Comparison of 5vs5 training games and match-play using microsensor technology in elite basketball
Published on Sep 1, 2018in Journal of Strength and Conditioning Research3.02
· DOI :10.1519/JSC.0000000000002826
The aim of this study was to compare the data obtained using microsensor technology in 2 types of 5vs5 training games—the regular-stop game (RSG) and the no-stop game (NSG)—and in match-play (MP) in elite basketball. Sixteen top-level basketball players were monitored during pre- and in-season periods (10 weeks). The variables included: player load, accelerations (ACC), decelerations (DEC), changes of direction (CoD), and jumps (JUMP)—all in both total (t) and high-intensity (h) relative values (i.e., per minute of play): PLmin, ACCmin, DECmin, CoDmin, and JUMPmin, respectively. Almost all variables showed trivial difference between MP and RSG. The only variable that showed small difference was tACCmin (MP > RSG). In case of RSG vs.

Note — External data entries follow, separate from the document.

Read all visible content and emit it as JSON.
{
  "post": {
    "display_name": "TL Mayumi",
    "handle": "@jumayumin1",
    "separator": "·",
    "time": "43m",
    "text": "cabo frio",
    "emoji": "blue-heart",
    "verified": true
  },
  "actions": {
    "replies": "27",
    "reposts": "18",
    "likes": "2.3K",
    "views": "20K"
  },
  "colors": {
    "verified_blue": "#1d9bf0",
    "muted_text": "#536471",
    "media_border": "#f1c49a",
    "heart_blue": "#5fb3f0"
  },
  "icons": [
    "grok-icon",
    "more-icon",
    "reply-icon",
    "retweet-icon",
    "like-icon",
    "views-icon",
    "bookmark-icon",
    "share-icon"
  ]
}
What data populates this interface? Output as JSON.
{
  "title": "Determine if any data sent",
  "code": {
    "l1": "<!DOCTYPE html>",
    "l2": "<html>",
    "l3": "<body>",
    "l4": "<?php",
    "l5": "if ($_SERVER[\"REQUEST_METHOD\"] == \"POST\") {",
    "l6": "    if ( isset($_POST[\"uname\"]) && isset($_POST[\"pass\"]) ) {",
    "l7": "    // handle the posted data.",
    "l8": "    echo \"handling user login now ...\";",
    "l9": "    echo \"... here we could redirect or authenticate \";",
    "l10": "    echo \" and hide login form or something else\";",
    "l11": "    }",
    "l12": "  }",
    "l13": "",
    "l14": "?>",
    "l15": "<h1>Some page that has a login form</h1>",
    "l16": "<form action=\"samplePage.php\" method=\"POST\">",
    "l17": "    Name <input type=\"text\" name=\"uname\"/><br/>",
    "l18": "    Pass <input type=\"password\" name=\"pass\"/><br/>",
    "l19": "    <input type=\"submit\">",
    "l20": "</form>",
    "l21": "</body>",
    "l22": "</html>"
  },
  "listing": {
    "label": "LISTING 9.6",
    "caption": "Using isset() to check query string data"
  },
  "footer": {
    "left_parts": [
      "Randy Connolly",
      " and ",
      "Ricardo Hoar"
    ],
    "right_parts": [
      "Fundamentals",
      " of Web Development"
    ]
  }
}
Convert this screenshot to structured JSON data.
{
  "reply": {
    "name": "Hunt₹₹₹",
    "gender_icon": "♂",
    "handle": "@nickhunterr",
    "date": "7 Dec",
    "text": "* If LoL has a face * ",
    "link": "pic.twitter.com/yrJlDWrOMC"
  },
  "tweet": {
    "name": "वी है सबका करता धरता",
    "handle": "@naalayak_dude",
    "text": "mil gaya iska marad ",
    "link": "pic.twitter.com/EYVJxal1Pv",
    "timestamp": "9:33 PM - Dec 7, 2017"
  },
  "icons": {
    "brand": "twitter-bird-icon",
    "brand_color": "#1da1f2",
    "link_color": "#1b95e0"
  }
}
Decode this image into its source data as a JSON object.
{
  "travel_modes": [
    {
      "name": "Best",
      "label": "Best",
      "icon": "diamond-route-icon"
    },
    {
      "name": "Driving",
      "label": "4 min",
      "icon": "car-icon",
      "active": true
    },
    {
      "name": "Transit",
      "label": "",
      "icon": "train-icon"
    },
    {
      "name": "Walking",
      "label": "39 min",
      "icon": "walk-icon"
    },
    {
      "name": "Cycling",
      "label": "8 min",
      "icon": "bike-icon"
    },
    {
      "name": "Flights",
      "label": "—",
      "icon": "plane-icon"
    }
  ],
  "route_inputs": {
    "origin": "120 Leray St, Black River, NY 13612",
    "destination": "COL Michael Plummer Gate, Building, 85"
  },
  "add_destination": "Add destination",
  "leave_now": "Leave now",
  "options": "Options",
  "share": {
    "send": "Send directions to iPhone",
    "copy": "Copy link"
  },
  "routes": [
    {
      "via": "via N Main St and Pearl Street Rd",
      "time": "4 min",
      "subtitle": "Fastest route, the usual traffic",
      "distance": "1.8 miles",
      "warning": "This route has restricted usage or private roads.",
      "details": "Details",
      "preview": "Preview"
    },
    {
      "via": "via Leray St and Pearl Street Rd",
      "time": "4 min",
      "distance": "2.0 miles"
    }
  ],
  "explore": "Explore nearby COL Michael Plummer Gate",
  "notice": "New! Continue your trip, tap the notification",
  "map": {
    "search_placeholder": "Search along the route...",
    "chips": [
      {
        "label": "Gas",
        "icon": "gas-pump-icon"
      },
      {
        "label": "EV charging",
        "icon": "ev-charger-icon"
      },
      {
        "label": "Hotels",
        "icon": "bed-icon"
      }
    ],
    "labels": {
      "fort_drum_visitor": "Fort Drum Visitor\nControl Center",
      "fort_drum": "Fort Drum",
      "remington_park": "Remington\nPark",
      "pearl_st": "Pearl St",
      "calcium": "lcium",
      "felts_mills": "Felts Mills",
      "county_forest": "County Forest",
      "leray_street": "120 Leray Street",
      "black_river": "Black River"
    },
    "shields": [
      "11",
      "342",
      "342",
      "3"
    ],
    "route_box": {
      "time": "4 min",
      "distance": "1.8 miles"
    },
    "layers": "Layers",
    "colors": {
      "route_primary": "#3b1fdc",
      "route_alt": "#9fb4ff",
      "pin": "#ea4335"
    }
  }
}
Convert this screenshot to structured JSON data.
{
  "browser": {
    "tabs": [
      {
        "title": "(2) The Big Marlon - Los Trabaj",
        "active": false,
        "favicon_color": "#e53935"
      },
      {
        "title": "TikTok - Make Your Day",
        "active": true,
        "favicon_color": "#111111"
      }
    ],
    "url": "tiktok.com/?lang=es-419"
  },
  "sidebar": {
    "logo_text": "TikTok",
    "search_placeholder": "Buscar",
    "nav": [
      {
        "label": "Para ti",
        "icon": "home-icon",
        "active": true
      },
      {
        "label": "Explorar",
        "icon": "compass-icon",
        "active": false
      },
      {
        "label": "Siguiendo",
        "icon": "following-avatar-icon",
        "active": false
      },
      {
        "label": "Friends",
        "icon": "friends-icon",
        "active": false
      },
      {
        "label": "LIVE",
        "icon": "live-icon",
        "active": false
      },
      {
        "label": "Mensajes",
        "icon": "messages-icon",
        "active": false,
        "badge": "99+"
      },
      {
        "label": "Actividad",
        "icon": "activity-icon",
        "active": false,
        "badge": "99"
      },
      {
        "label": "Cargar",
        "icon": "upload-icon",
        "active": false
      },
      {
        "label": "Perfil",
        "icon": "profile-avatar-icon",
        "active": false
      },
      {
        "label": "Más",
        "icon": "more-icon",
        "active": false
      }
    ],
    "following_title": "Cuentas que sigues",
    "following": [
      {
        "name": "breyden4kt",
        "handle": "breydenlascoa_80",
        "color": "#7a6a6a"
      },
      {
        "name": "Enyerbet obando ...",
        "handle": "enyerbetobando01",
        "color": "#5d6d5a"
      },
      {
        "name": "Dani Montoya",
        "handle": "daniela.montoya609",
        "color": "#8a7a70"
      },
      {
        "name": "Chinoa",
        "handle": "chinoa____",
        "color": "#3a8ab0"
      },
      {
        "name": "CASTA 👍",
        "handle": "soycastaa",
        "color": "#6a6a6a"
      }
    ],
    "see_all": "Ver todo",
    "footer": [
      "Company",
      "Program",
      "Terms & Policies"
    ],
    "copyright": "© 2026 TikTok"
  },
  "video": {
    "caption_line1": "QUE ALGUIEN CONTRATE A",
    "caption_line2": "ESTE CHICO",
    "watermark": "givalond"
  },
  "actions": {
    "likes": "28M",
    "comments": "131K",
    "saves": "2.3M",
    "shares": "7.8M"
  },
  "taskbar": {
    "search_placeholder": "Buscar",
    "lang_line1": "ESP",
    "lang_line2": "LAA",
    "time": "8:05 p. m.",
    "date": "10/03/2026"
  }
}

NSG, 3 variables showed trivial difference—tACCmin, hACCmin, and hDECmin, 3 (i.e., hCODmin, tDECmin, and PLmin) small differences, and 3 (tCoDmin, tJUMPmin, and hJUMPmin) moderate differences (NSG > RSG). In MP vs. NSG, 2 variables (hCoDmin and tACCmin) showed trivial differences ; variable hDECmin showed small difference, whereas the other 5 variables (tCoDmin, tJUMPmin, hJUMPmin, tDECmin, and PLmin) showed moderate difference (NSG > MP). Only one variable, hACCmin, showed moderate difference, when MP > NSG. The main conclusion of the study was that by introducing some constraints into 5vs5 tasks, the coaching staff could elicit higher physical demands than those occurring in MP. By understanding the differences in demands of NSG, RSG, and MP, coaches in elite basketball can improve their system of training drills selection, especially when looking for optimal short-term tapering approach, leading up to the game day.